Member of the National Assembly
- In office 14 May 2010 – 5 May 2014

Personal details
- Born: 16 October 1947 Aldebrő, Hungary
- Died: 21 October 2021 (aged 74)
- Party: Fidesz (2006–2021)
- Other political affiliations: Hungarian Democratic Forum Entrepreneurs' Party
- Children: Two
- Profession: Businessman, politician

= István Herman =

Hungarian entrepreneur and politician (1947–2021)

István Ervin Herman (16 October 1947 – 21 October 2021) was a Hungarian entrepreneur and politician, member of the National Assembly (MP) for Füzesabony (Heves County Constituency VI) from 2010 to 2014.

==Biography==
Herman finished his secondary studies at the Dobó István Grammar School in Eger from 1963 to 1967. He learned zincography in the Kossuth Press in Budapest. He graduated in pedagogy from the Eszterházy Károly College of Eger in 2002.

===Entrepreneurial career===
Herman co-founded the Grafotip Advertising and Trading Ltd. in 1989. He was appointed President of the Heves County Chamber of Crafts in 1995. He was the "Entrepreneur of the Year" in 1999.

===Political career===
Herman served as a representative in the Eger Assembly from 1990 to 1994. He was a member of the Committee on Budgets between 1994 and 1998. He became a member of the Heves County General Assembly in 1998.
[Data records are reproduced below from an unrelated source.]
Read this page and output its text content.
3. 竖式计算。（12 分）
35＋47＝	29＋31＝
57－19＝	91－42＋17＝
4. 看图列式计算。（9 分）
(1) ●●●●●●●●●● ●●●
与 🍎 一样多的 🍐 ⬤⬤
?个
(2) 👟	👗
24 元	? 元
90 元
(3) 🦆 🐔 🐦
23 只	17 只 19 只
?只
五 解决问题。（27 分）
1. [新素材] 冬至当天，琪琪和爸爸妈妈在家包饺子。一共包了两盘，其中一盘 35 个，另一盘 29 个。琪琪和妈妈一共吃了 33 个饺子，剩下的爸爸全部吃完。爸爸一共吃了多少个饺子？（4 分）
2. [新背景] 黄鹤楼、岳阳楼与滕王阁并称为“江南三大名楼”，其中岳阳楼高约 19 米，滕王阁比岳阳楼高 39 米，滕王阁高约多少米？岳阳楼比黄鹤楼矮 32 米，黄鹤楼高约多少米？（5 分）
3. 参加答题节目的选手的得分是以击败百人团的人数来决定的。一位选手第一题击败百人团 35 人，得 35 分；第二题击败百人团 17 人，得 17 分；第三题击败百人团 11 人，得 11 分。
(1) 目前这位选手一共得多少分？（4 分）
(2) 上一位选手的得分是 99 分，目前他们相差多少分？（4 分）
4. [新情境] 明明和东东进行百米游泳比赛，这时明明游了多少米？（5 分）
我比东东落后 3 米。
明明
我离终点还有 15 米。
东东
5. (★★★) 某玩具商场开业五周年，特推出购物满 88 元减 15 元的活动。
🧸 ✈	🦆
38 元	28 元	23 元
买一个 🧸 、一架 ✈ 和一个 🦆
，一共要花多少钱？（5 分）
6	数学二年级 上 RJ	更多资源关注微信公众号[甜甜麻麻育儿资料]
He functioned as deputy chairman of the Hungarian Democratic Forum (MDF) in Heves County between 2002 and 2005. He joined the Entrepreneurs' Party on 30 October 2005. He was elected chairman of the party on 18 October 2006, however the previous leader Antal Császár refused to recognize the victory, referring to formal reasons. Császár directed the case to legal proceedings who, finally, won the lawsuit in August 2008. Proceedings were initiated on suspicion of money laundering against Herman and his deputy chairman Tamás Janzsó in November 2007, because they opened a private account for managing the finances of the party, while the slush fund was blocked by the Court.

Herman joined Fidesz in 2006 and became chairman of the 6th constituency of Heves County. He was elected to the National Assembly from that constituency in 2010. He was a member of the Committee on Audit Office and Budget since 14 May 2010 and of the Economic and Information Technology Committee since 14 February 2011.

==Personal life==
Herman was married and had two sons. He died on 21 October 2021, aged 74.